JRF also found that pay levels can influence productivity: for example, “NLW upratings have driven firms to seek ways to increase productivity”.

A second lens for examining the relationship between work and poverty is the role of employers and investors.

For example, another JRF study found that the use of fringe benefits can play a major role in mitigating living costs — one that is often under-utilised. The study indicated employers who recognise the value of fringe benefits could “reap the rewards of improved employee engagement, productivity and performance”.

On a practical level, the study proposed a framework of good practice, consisting of a series of seven key steps that employers can take.

An earlier study focused on work specifically in the retail sector.
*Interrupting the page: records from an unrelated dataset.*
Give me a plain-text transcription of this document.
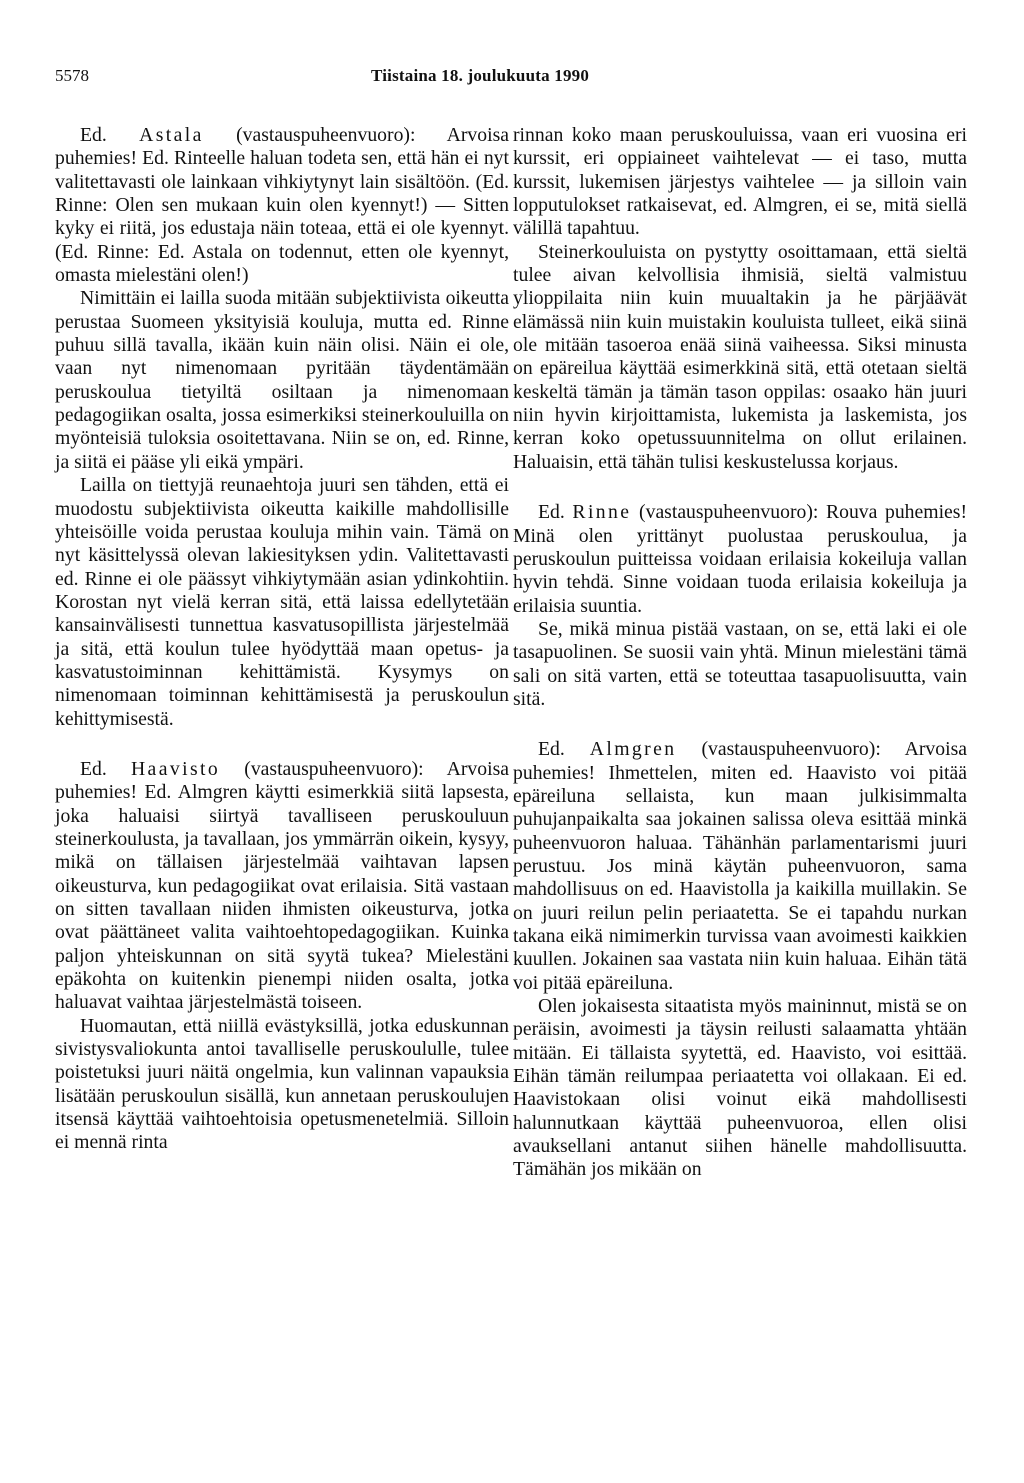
5578	Tiistaina 18. joulukuuta 1990

Ed. Astala (vastauspuheenvuoro): Arvoisa puhemies! Ed. Rinteelle haluan todeta sen, että hän ei nyt valitettavasti ole lainkaan vihkiytynyt lain sisältöön. (Ed. Rinne: Olen sen mukaan kuin olen kyennyt!) — Sitten kyky ei riitä, jos edustaja näin toteaa, että ei ole kyennyt. (Ed. Rinne: Ed. Astala on todennut, etten ole kyennyt, omasta mielestäni olen!)

Nimittäin ei lailla suoda mitään subjektiivista oikeutta perustaa Suomeen yksityisiä kouluja, mutta ed. Rinne puhuu sillä tavalla, ikään kuin näin olisi. Näin ei ole, vaan nyt nimenomaan pyritään täydentämään peruskoulua tietyiltä osiltaan ja nimenomaan pedagogiikan osalta, jossa esimerkiksi steinerkouluilla on myönteisiä tuloksia osoitettavana. Niin se on, ed. Rinne, ja siitä ei pääse yli eikä ympäri.

Lailla on tiettyjä reunaehtoja juuri sen tähden, että ei muodostu subjektiivista oikeutta kaikille mahdollisille yhteisöille voida perustaa kouluja mihin vain. Tämä on nyt käsittelyssä olevan lakiesityksen ydin. Valitettavasti ed. Rinne ei ole päässyt vihkiytymään asian ydinkohtiin. Korostan nyt vielä kerran sitä, että laissa edellytetään kansainvälisesti tunnettua kasvatusopillista järjestelmää ja sitä, että koulun tulee hyödyttää maan opetus- ja kasvatustoiminnan kehittämistä. Kysymys on nimenomaan toiminnan kehittämisestä ja peruskoulun kehittymisestä.

Ed. Haavisto (vastauspuheenvuoro): Arvoisa puhemies! Ed. Almgren käytti esimerkkiä siitä lapsesta, joka haluaisi siirtyä tavalliseen peruskouluun steinerkoulusta, ja tavallaan, jos ymmärrän oikein, kysyy, mikä on tällaisen järjestelmää vaihtavan lapsen oikeusturva, kun pedagogiikat ovat erilaisia. Sitä vastaan on sitten tavallaan niiden ihmisten oikeusturva, jotka ovat päättäneet valita vaihtoehtopedagogiikan. Kuinka paljon yhteiskunnan on sitä syytä tukea? Mielestäni epäkohta on kuitenkin pienempi niiden osalta, jotka haluavat vaihtaa järjestelmästä toiseen.

Huomautan, että niillä evästyksillä, jotka eduskunnan sivistysvaliokunta antoi tavalliselle peruskoululle, tulee poistetuksi juuri näitä ongelmia, kun valinnan vapauksia lisätään peruskoulun sisällä, kun annetaan peruskoulujen itsensä käyttää vaihtoehtoisia opetusmenetelmiä. Silloin ei mennä rinta

rinnan koko maan peruskouluissa, vaan eri vuosina eri kurssit, eri oppiaineet vaihtelevat — ei taso, mutta kurssit, lukemisen järjestys vaihtelee — ja silloin vain lopputulokset ratkaisevat, ed. Almgren, ei se, mitä siellä välillä tapahtuu.

Steinerkouluista on pystytty osoittamaan, että sieltä tulee aivan kelvollisia ihmisiä, sieltä valmistuu ylioppilaita niin kuin muualtakin ja he pärjäävät elämässä niin kuin muistakin kouluista tulleet, eikä siinä ole mitään tasoeroa enää siinä vaiheessa. Siksi minusta on epäreilua käyttää esimerkkinä sitä, että otetaan sieltä keskeltä tämän ja tämän tason oppilas: osaako hän juuri niin hyvin kirjoittamista, lukemista ja laskemista, jos kerran koko opetussuunnitelma on ollut erilainen. Haluaisin, että tähän tulisi keskustelussa korjaus.

Ed. Rinne (vastauspuheenvuoro): Rouva puhemies! Minä olen yrittänyt puolustaa peruskoulua, ja peruskoulun puitteissa voidaan erilaisia kokeiluja vallan hyvin tehdä. Sinne voidaan tuoda erilaisia kokeiluja ja erilaisia suuntia.

Se, mikä minua pistää vastaan, on se, että laki ei ole tasapuolinen. Se suosii vain yhtä. Minun mielestäni tämä sali on sitä varten, että se toteuttaa tasapuolisuutta, vain sitä.

Ed. Almgren (vastauspuheenvuoro): Arvoisa puhemies! Ihmettelen, miten ed. Haavisto voi pitää epäreiluna sellaista, kun maan julkisimmalta puhujanpaikalta saa jokainen salissa oleva esittää minkä puheenvuoron haluaa. Tähänhän parlamentarismi juuri perustuu. Jos minä käytän puheenvuoron, sama mahdollisuus on ed. Haavistolla ja kaikilla muillakin. Se on juuri reilun pelin periaatetta. Se ei tapahdu nurkan takana eikä nimimerkin turvissa vaan avoimesti kaikkien kuullen. Jokainen saa vastata niin kuin haluaa. Eihän tätä voi pitää epäreiluna.

Olen jokaisesta sitaatista myös maininnut, mistä se on peräisin, avoimesti ja täysin reilusti salaamatta yhtään mitään. Ei tällaista syytettä, ed. Haavisto, voi esittää. Eihän tämän reilumpaa periaatetta voi ollakaan. Ei ed. Haavistokaan olisi voinut eikä mahdollisesti halunnutkaan käyttää puheenvuoroa, ellen olisi avauksellani antanut siihen hänelle mahdollisuutta. Tämähän jos mikään on
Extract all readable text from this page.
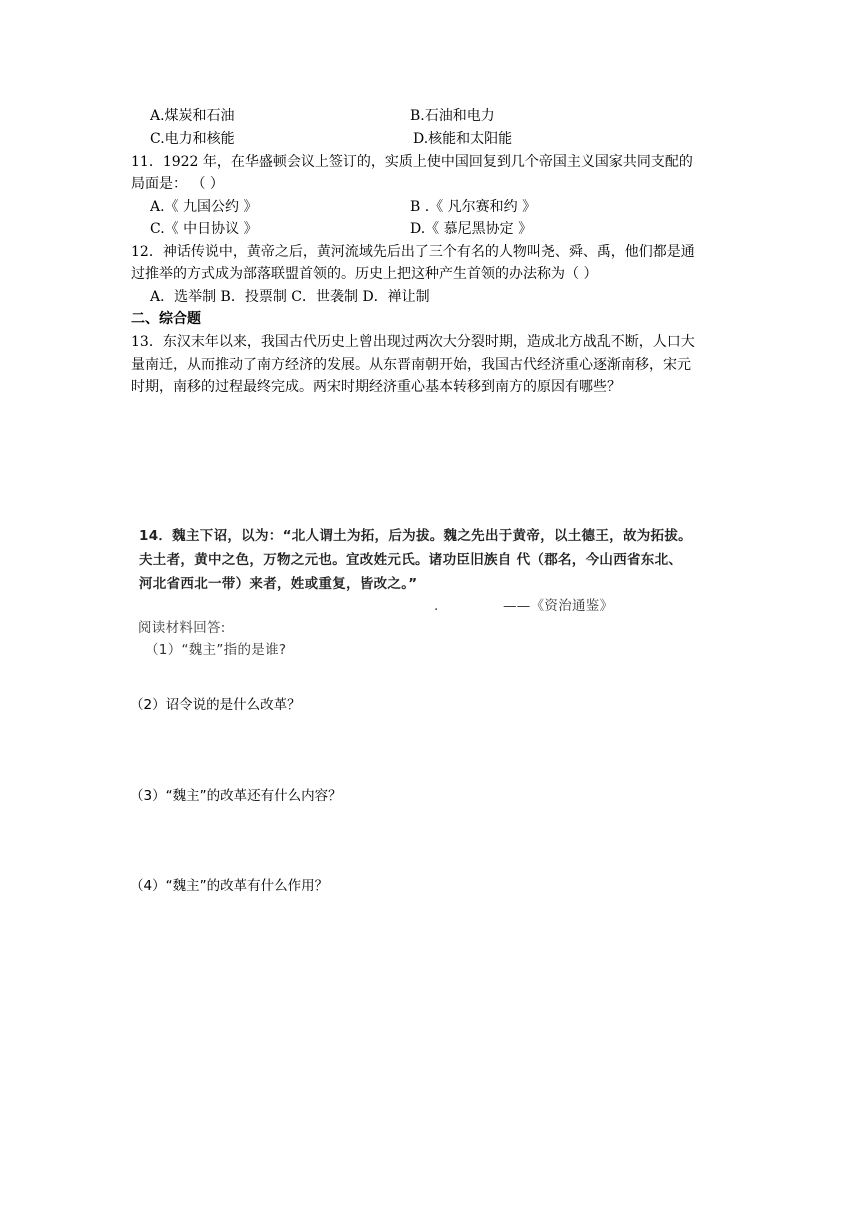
A.煤炭和石油	B.石油和电力
C.电力和核能	D.核能和太阳能
11．1922 年，在华盛顿会议上签订的，实质上使中国回复到几个帝国主义国家共同支配的
局面是： （ ）
A.《 九国公约 》	B .《 凡尔赛和约 》
C.《 中日协议 》	D.《 慕尼黑协定 》
12．神话传说中，黄帝之后，黄河流域先后出了三个有名的人物叫尧、舜、禹，他们都是通
过推举的方式成为部落联盟首领的。历史上把这种产生首领的办法称为（ ）
A．选举制 B．投票制 C．世袭制 D．禅让制
二、综合题
13．东汉末年以来，我国古代历史上曾出现过两次大分裂时期，造成北方战乱不断，人口大
量南迁，从而推动了南方经济的发展。从东晋南朝开始，我国古代经济重心逐渐南移，宋元
时期，南移的过程最终完成。两宋时期经济重心基本转移到南方的原因有哪些？
14．魏主下诏，以为：“北人谓土为拓，后为拔。魏之先出于黄帝，以土德王，故为拓拔。
夫土者，黄中之色，万物之元也。宜改姓元氏。诸功臣旧族自 代（郡名，今山西省东北、
河北省西北一带）来者，姓或重复，皆改之。”
.	——《资治通鉴》
阅读材料回答:
（1）“魏主”指的是谁?
（2）诏令说的是什么改革？
（3）“魏主”的改革还有什么内容？
（4）“魏主”的改革有什么作用？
It found that just over a half of retail workers feel over-qualified for what they do.

The study suggests that this represents an under-utilised pool of human potential and that, as a consequence, there is:

Significant potential to increase productivity if people are given the opportunity to perform at the level of responsibility that they feel capable of…there is scope for firms to unleash more of the talents of their colleagues through job redesign, with
a particular focus on those who seek control over their working hours. 

Overall, we’ve found the JRF website to be a consistent source of insights into the world of work.

The research reports are professionally edited and designed and the findings are accessible on a number of levels — from selected highlights for an ultra-quick read, through abstracts of executive summaries, to full reports.